This work addresses the challenge that high-dimensional compositional covariates, when aggregated according to a tree structure, become highly susceptible to measurement error, leading to increased estimation bias, instability, and failure in variable selection. To tackle this issue, the authors propose TARCO, a novel method that explicitly models the interaction between tree-based aggregation and measurement error. TARCO integrates bias-corrected estimation, tree-aware semidefinite covariance stabilization, and sparse regularization to effectively mitigate hierarchical contamination. Theoretically, the method establishes finite-sample error bounds and sign consistency guarantees that account for tree heterogeneity. Algorithmically, it combines convex optimization, cross-validated hyperparameter tuning, and consistent covariance estimation. Empirical results on both simulated and microbiome datasets demonstrate that TARCO substantially improves estimation accuracy, enhances variable selection recovery, and increases interpretability at aggregated taxonomic levels.

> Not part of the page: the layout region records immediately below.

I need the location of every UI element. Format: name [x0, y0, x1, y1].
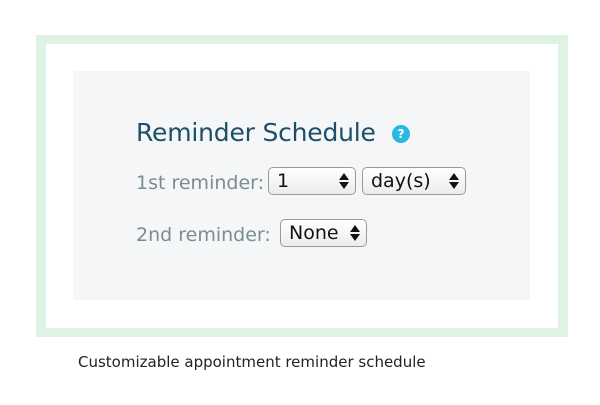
- caption: Customizable appointment reminder schedu…: [78, 353, 426, 371]
- reminder-schedule-title: Reminder Schedule: [136, 118, 376, 147]
- select-arrows-icon: [350, 225, 360, 241]
- first-reminder-unit-select[interactable]: day(s): [362, 167, 466, 195]
- select-arrows-icon: [449, 173, 459, 189]
- select-arrows-icon: [339, 173, 349, 189]
- first-reminder-label: 1st reminder:: [136, 172, 265, 194]
- second-reminder-value: None: [289, 222, 339, 244]
- second-reminder-select[interactable]: None: [280, 219, 367, 247]
- first-reminder-amount-select[interactable]: 1: [268, 167, 356, 195]
- help-icon[interactable]: ?: [392, 125, 410, 143]
- first-reminder-amount-value: 1: [277, 170, 290, 192]
- second-reminder-label: 2nd reminder:: [136, 224, 271, 246]
- first-reminder-unit-value: day(s): [371, 170, 431, 192]
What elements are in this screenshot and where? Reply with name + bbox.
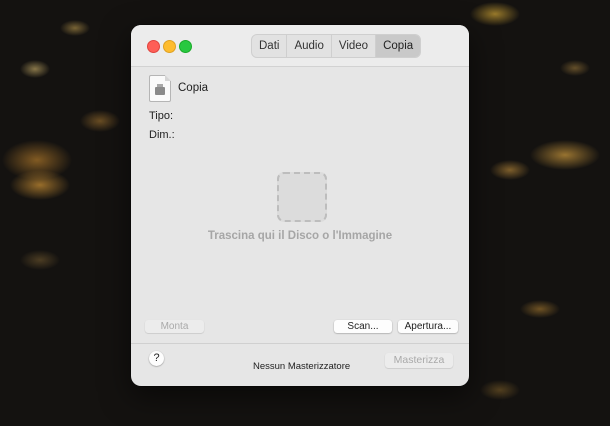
app-window: Dati Audio Video Copia Copia Tipo: Dim.:…: [131, 25, 469, 386]
city-light: [80, 110, 120, 132]
tab-video[interactable]: Video: [332, 35, 377, 57]
open-button[interactable]: Apertura...: [398, 320, 458, 333]
help-button[interactable]: ?: [149, 351, 164, 366]
minimize-button[interactable]: [163, 40, 176, 53]
drop-zone-text: Trascina qui il Disco o l'Immagine: [207, 230, 393, 242]
scan-button[interactable]: Scan...: [334, 320, 392, 333]
city-light: [470, 2, 520, 26]
tab-copia[interactable]: Copia: [376, 35, 421, 57]
city-light: [20, 250, 60, 270]
tab-bar: Dati Audio Video Copia: [251, 34, 422, 58]
divider: [131, 343, 469, 344]
zoom-button[interactable]: [179, 40, 192, 53]
city-light: [20, 60, 50, 78]
city-light: [520, 300, 560, 318]
file-name: Copia: [178, 82, 209, 94]
size-label: Dim.:: [149, 129, 175, 141]
city-light: [560, 60, 590, 76]
city-light: [60, 20, 90, 36]
tab-audio[interactable]: Audio: [287, 35, 332, 57]
title-bar: Dati Audio Video Copia: [131, 25, 469, 67]
burn-button[interactable]: Masterizza: [385, 353, 453, 368]
type-label: Tipo:: [149, 110, 174, 122]
disk-image-icon: [149, 75, 171, 102]
burner-status: Nessun Masterizzatore: [253, 361, 351, 372]
city-light: [490, 160, 530, 180]
close-button[interactable]: [147, 40, 160, 53]
tab-dati[interactable]: Dati: [252, 35, 288, 57]
drop-zone[interactable]: [277, 172, 327, 222]
city-light: [10, 170, 70, 200]
city-light: [530, 140, 600, 170]
city-light: [480, 380, 520, 400]
mount-button[interactable]: Monta: [145, 320, 204, 333]
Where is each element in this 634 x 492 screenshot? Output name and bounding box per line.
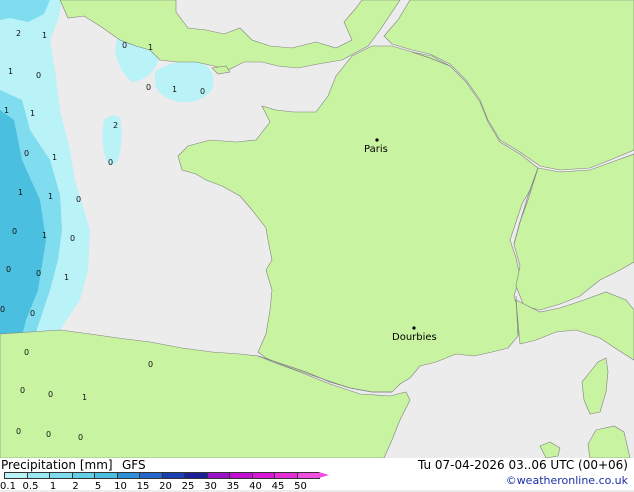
color-scale-segment: [49, 472, 73, 479]
precip-value: 1: [48, 192, 53, 201]
color-scale-segment: [26, 472, 50, 479]
precip-value: 1: [82, 393, 87, 402]
color-scale-segment: [139, 472, 163, 479]
color-scale-label: 35: [226, 481, 240, 492]
precip-value: 1: [42, 31, 47, 40]
legend-title: Precipitation [mm]: [1, 458, 113, 472]
color-scale: 0.1 0.5 1 2 5 10 15 20 25 30 35 40 45 50: [0, 472, 330, 492]
color-scale-segment: [206, 472, 230, 479]
precip-value: 0: [148, 360, 153, 369]
precip-value: 1: [8, 67, 13, 76]
color-scale-label: 0.1: [0, 481, 16, 492]
city-label-dourbies: Dourbies: [392, 332, 437, 343]
precip-value: 0: [20, 386, 25, 395]
color-scale-label: 1: [49, 481, 57, 492]
precip-value: 0: [200, 87, 205, 96]
legend-bar: Precipitation [mm] GFS Tu 07-04-2026 03.…: [0, 458, 634, 492]
precip-value: 0: [48, 390, 53, 399]
color-scale-segment: [296, 472, 320, 479]
precip-value: 0: [78, 433, 83, 442]
precip-value: 0: [16, 427, 21, 436]
color-scale-label: 30: [204, 481, 217, 492]
color-scale-label: 2: [72, 481, 79, 492]
legend-model: GFS: [122, 458, 146, 472]
legend-credit: ©weatheronline.co.uk: [505, 474, 628, 487]
precip-value: 0: [36, 71, 41, 80]
precip-value: 0: [36, 269, 41, 278]
precip-value: 2: [16, 29, 21, 38]
color-scale-segment: [229, 472, 253, 479]
color-scale-label: 5: [94, 481, 102, 492]
color-scale-label: 25: [181, 481, 195, 492]
color-scale-label: 45: [271, 481, 285, 492]
precip-value: 1: [4, 106, 9, 115]
city-label-paris: Paris: [364, 144, 388, 155]
color-scale-label: 10: [114, 481, 127, 492]
precip-value: 1: [18, 188, 23, 197]
precip-value: 1: [30, 109, 35, 118]
color-scale-segment: [274, 472, 298, 479]
precip-value: 0: [0, 305, 5, 314]
color-scale-segment: [71, 472, 95, 479]
color-scale-label: 15: [136, 481, 150, 492]
color-scale-segment: [94, 472, 118, 479]
precip-value: 0: [12, 227, 17, 236]
color-scale-segment: [184, 472, 208, 479]
precip-value: 1: [148, 43, 153, 52]
precip-value: 1: [52, 153, 57, 162]
city-marker-paris: [375, 138, 379, 142]
color-scale-label: 40: [249, 481, 262, 492]
precip-value: 0: [46, 430, 51, 439]
precip-value: 0: [24, 348, 29, 357]
color-scale-label: 50: [294, 481, 307, 492]
precip-value: 2: [113, 121, 118, 130]
precipitation-map: Paris Dourbies 2 1 0 1 1 0 1 0 0 1 1 2 0…: [0, 0, 634, 458]
city-marker-dourbies: [412, 326, 416, 330]
precip-value: 0: [122, 41, 127, 50]
precip-value: 0: [70, 234, 75, 243]
color-scale-segment: [4, 472, 28, 479]
legend-valid-time: Tu 07-04-2026 03..06 UTC (00+06): [417, 458, 628, 472]
precip-value: 1: [64, 273, 69, 282]
color-scale-label: 0.5: [22, 481, 39, 492]
precip-value: 0: [76, 195, 81, 204]
precip-value: 0: [6, 265, 11, 274]
color-scale-segment: [116, 472, 140, 479]
color-scale-label: 20: [159, 481, 172, 492]
color-scale-segment: [161, 472, 185, 479]
precip-value: 0: [30, 309, 35, 318]
precip-value: 0: [146, 83, 151, 92]
precip-value: 1: [172, 85, 177, 94]
color-scale-arrow: [319, 472, 329, 478]
precip-value: 0: [24, 149, 29, 158]
precip-value: 0: [108, 158, 113, 167]
color-scale-segment: [251, 472, 275, 479]
precip-value: 1: [42, 231, 47, 240]
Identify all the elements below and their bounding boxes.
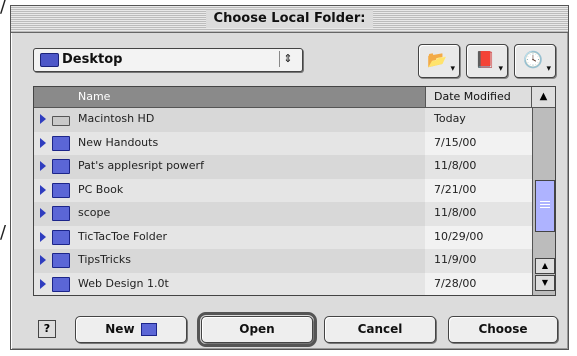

High-dimensional compositional covariates, often derived from count data, are subject to measurement error and are frequently analyzed after aggregation along a prespecified tree to improve interpretability in applications such as microbiome studies. Existing approaches typically handle either tree-guided compositional regression or errors-in-variables correction, but they do not account for the hierarchical contamination induced by their interaction. We show that tree aggregation turns leaf-level measurement error into level-dependent, correlated contamination across aggregated nodes, which inflates bias, weakens concentration rates for corrected estimating quantities, and leads to unstable variable selection for naive approaches. We propose Tree-Aggregated Regression with Correction for Observation Error (TARCO), which integrates bias-corrected estimating quantities with a tree-aware positive semidefinite stabilization and sparse regularization, with tuning selected by cross-validation based on the corrected objective. The resulting convex program can be solved with scalable algorithms. We establish finite-sample bounds for prediction and estimation errors and prove sign consistency under conditions that explicitly reflect tree heterogeneity. The guarantees persist when the measurement-error covariance is replaced by a consistent estimator. Simulations across multiple tree depths and a microbiome application demonstrate improved estimation accuracy, support recovery, and aggregation-level interpretability compared with methods that ignore the interaction between tree aggregation and measurement error.